Justamente esa transvaloración es extensión del maniqueísmo propio, me parece, de toda izquierda, a saber: la división del mundo entre poderosos y oprimidos, capitalistas y proletarios, y donde cada uno no es neutral, sino cargado de bien y mal. Es esta moralización inicial propia de las izquierdas la que, en buena parte, también es responsable del ascenso del populismo de derecha. Al respecto, y como crítica adicional, las izquierdas aún no logran establecer con claridad una postura unitaria y/o a lo menos diferenciadora sobre la violencia. Porque, como decíamos, durante el estallido social se advirtieron violencias disímiles; una combinación de violencias entre una que podríamos llamar “politizada” (de ultraizquierda y revolucionaria) y otra, asocial-apolítica (saqueos y actos vandálicos). Mientras no se distinga entre ellas con energía, habrá quienes sigan asociando —injustamente— a la izquierda con la violencia.

¿Hacia dónde van, entonces, las izquierdas chilenas? Pueden continuar el camino actual y seguir contribuyendo, sin notarlo, al fortalecimiento de su propia oposición. Si, por el contrario, las izquierdas asumen desde ya su responsabilidad en el aumento de adherentes a corrientes populistas, reaccionarias, antidemocráticas y antiliberales —que siembran nuevos e impredecibles obstáculos para la gobernanza democrática—, podríamos esperar una nueva transformación al interior de su comprensión. Quizás una que, sin dejar de lado su compromiso por derechos y reivindicaciones sociales, logre construir una narrativa nueva; una que no demonice moralmente al adversario, sino que instaure una épica renovada. Una que sepa administrar una memoria más “sana” —inmoral, diría Nietzsche—, que mire más atrás, que nos lleve más allá de la división entre privilegiados y desafortunados, una que nos reconozca en lo que genuinamente nos iguala, que estamos todos en el mismo desamparo y necesitados, hoy más que nunca, de un nuevo anclaje.

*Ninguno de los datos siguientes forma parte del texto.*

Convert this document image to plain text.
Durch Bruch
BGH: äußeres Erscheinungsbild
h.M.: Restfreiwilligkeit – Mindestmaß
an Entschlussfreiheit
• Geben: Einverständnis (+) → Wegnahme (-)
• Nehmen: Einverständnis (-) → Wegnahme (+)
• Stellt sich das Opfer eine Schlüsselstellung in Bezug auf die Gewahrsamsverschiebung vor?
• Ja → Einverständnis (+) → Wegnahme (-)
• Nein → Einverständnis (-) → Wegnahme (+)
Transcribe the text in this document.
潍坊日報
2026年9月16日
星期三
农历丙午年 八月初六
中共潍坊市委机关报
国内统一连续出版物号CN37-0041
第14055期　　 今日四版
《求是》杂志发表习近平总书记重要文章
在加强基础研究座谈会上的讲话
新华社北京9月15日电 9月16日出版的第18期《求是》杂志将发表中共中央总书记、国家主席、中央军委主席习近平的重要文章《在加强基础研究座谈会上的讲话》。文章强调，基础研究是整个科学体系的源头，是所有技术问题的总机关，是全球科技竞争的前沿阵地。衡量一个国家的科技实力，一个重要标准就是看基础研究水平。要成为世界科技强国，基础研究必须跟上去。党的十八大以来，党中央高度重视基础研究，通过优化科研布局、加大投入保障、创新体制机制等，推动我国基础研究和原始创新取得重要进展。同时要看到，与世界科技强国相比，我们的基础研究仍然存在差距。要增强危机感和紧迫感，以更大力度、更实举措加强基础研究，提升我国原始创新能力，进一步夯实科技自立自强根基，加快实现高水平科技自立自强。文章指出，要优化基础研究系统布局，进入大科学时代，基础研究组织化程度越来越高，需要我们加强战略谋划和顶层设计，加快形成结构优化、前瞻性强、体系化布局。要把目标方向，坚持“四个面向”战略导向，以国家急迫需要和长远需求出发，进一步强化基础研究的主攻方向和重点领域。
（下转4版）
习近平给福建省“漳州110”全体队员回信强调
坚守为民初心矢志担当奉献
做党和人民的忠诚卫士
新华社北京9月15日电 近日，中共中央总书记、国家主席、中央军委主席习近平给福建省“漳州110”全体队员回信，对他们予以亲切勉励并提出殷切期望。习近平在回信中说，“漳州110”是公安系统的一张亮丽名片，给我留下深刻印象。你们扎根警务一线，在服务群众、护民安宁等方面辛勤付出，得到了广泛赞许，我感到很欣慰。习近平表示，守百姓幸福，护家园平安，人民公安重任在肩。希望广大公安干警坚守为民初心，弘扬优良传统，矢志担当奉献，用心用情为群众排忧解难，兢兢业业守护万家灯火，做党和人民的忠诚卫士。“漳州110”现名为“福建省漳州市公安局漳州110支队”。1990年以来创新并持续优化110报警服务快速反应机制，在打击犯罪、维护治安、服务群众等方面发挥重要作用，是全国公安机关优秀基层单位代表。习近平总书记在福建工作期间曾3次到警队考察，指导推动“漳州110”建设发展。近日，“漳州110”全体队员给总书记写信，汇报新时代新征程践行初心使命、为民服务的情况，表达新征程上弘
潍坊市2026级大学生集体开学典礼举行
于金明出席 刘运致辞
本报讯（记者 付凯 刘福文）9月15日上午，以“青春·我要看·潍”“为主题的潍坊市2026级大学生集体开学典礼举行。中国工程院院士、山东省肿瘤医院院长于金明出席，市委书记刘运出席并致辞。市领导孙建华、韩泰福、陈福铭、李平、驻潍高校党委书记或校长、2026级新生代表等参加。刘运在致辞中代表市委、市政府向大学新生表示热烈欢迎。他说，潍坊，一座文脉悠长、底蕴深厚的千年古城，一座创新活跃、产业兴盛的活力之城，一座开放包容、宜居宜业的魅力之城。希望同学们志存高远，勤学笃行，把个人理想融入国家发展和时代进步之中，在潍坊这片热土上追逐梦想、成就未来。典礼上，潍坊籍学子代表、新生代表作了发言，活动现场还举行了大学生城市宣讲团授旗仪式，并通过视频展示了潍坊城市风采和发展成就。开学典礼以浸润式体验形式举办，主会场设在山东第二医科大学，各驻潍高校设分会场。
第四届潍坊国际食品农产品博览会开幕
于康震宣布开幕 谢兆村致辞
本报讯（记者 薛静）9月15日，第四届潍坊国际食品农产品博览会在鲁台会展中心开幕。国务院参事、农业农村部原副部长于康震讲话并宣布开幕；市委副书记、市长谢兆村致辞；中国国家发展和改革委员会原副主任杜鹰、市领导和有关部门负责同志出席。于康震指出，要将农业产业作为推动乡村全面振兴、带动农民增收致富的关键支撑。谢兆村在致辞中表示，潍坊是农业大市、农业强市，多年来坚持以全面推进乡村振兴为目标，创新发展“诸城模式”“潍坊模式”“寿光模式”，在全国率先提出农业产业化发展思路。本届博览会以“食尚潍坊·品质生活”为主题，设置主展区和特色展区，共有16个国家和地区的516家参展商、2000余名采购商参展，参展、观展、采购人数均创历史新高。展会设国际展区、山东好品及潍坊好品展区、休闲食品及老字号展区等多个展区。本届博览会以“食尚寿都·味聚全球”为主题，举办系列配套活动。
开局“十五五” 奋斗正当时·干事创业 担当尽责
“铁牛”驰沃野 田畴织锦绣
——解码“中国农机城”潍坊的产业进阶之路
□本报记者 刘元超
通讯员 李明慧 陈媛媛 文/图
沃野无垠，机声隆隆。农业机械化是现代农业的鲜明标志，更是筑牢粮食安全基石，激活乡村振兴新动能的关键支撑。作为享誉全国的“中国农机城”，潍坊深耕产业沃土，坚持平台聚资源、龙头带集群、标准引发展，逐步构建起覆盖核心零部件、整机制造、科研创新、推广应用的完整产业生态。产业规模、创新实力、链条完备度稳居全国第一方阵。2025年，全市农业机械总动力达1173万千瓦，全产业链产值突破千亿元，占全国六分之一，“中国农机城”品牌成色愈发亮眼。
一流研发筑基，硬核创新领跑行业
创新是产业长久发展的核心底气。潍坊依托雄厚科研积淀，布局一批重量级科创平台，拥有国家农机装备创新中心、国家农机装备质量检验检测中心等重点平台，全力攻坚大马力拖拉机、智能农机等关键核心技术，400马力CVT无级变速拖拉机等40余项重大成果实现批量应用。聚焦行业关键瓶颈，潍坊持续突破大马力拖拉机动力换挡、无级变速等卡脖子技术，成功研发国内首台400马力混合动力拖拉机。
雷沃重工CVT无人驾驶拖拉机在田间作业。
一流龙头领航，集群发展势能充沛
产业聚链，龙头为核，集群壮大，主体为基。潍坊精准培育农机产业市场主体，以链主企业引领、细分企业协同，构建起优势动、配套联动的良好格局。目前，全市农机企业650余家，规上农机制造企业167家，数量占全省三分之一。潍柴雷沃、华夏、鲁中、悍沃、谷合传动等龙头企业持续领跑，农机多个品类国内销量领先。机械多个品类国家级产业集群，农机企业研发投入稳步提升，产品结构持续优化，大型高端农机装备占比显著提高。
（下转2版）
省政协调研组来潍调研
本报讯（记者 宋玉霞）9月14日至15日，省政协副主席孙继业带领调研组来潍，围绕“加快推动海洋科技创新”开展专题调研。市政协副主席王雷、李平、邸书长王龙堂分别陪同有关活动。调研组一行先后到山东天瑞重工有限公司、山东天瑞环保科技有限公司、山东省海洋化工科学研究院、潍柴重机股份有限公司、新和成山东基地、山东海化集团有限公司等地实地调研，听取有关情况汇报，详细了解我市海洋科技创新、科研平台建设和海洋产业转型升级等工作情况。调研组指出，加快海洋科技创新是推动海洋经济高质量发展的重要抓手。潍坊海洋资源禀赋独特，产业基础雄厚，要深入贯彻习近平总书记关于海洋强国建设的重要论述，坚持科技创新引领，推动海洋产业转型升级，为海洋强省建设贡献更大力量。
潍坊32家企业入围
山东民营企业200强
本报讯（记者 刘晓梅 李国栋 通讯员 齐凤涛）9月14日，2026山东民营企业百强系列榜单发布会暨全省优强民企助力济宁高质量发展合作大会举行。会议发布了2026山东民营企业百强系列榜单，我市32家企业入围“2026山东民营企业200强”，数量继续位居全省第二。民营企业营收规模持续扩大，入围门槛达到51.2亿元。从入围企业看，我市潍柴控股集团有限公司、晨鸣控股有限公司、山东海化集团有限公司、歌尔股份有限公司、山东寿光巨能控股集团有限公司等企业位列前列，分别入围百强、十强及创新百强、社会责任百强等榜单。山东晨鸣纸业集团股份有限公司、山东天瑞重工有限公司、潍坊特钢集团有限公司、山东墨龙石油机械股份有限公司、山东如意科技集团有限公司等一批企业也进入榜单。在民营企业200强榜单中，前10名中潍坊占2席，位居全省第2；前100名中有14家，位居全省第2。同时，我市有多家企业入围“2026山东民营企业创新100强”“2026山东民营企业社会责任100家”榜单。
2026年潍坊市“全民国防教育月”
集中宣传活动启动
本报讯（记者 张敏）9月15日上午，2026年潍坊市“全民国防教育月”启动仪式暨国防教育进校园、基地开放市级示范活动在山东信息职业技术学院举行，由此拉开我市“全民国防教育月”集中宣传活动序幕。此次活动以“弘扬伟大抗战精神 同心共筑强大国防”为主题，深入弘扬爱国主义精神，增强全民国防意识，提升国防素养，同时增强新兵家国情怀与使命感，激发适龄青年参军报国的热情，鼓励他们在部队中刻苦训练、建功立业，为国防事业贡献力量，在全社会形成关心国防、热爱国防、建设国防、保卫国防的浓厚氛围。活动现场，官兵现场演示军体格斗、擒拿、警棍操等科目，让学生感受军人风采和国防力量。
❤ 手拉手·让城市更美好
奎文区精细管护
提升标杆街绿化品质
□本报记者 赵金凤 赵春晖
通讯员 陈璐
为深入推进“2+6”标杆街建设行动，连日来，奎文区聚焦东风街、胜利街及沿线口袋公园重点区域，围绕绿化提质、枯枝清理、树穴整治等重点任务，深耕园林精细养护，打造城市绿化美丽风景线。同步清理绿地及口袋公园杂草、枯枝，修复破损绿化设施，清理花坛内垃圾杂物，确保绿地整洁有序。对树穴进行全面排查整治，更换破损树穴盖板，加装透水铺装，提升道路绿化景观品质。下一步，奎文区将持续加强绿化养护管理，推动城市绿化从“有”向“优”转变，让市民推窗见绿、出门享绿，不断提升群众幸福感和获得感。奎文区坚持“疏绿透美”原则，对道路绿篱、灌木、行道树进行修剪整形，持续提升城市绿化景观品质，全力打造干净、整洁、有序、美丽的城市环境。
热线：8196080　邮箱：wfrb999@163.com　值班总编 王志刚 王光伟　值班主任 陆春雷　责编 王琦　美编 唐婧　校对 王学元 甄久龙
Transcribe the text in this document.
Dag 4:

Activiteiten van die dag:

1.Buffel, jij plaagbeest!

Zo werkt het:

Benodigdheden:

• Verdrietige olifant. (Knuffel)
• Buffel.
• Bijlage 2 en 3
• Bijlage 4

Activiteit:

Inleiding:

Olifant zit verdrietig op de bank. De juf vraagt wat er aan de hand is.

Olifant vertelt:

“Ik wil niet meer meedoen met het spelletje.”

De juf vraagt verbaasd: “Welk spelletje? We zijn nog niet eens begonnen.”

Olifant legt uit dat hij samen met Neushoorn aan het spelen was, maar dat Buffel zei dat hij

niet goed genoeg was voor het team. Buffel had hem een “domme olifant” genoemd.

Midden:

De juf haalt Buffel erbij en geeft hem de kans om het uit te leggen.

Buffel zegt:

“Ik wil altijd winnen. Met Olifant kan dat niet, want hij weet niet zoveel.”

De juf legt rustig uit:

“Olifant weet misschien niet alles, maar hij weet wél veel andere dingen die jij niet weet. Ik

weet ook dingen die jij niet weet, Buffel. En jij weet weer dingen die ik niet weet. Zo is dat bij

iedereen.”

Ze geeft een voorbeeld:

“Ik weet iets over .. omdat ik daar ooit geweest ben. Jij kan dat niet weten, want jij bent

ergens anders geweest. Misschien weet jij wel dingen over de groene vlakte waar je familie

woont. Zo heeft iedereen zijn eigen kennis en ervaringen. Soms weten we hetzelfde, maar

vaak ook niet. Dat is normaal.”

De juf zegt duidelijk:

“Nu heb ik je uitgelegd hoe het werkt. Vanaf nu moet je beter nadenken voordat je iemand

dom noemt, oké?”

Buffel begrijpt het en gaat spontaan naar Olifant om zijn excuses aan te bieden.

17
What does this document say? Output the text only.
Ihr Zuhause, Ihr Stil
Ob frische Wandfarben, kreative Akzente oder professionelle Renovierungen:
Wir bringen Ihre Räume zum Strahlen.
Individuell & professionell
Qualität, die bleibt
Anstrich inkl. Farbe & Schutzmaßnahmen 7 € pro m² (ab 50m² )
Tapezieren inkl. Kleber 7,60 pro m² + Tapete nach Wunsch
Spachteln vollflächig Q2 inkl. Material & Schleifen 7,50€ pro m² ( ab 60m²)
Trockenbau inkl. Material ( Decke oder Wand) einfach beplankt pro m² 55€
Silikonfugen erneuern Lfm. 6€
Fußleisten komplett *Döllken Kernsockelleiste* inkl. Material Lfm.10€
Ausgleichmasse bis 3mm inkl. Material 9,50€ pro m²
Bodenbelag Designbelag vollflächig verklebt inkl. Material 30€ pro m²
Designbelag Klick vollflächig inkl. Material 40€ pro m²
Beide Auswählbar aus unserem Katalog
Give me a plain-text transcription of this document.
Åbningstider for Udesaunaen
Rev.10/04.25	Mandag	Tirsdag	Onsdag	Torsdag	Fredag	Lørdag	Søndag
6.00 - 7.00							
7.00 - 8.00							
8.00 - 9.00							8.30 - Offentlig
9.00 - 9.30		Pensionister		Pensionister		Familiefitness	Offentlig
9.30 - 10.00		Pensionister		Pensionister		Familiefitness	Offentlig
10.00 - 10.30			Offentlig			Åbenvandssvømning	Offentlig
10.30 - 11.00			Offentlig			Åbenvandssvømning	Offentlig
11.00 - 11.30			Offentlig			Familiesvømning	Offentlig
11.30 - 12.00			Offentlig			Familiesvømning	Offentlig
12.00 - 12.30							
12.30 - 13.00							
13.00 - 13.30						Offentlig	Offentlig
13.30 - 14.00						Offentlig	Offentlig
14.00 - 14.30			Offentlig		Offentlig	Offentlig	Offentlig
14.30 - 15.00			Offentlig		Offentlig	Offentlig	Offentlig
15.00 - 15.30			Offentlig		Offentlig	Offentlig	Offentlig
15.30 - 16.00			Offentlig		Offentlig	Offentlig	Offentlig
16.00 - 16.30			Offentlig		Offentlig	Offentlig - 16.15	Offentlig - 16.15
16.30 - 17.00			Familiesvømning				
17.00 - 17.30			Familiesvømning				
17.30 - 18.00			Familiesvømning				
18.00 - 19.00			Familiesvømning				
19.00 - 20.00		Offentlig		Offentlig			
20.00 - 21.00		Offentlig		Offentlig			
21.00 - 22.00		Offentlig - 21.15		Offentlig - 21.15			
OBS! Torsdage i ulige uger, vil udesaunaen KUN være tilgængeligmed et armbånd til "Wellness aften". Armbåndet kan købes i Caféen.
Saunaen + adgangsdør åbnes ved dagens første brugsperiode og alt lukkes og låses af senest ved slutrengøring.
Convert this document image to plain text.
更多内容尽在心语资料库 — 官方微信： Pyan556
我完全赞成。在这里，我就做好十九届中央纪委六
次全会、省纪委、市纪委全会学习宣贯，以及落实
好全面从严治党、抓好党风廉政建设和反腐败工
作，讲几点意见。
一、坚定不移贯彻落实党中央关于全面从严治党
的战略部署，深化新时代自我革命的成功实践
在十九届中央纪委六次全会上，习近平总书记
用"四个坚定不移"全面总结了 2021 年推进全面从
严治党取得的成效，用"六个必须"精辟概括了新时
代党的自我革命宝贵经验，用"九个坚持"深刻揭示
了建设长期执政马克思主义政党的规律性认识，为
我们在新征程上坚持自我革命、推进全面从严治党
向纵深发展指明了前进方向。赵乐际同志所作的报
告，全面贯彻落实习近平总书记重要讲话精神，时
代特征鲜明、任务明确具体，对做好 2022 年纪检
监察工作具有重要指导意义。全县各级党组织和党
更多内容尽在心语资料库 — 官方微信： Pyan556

Las izquierdas de Chile, pese a sus renovaciones, gozan de un patrimonio simbólico único, que las separa radicalmente de las derechas chilenas. Porque entienden la política como una cuestión distinta a la mera organización económica y a la administración del Estado (como piensa, sin épica, buena parte de la derecha). La política para las izquierdas siempre se ha vinculado a una visión de mundo, a un ideal de sociedad, de realización individual y, por ello, de una comprensión del ser humano. Por cierto, estas comprensiones han quedado hoy, en buena parte, quizás obsoletas; pero su capacidad performativa y movilizadora sigue intacta. Si, como dice Sloterdijk, “las sociedades son sociedades mientras imaginan con éxito que son sociedades”, basta ensayar un nuevo relato, una épica más igualitaria, capaz de dejar atrás lógicas maniqueas. Una ficción nueva que, por mientras, solo por mientras, nos entregue un sentido nuevo —y así, nos ancle y nos mantenga cerca.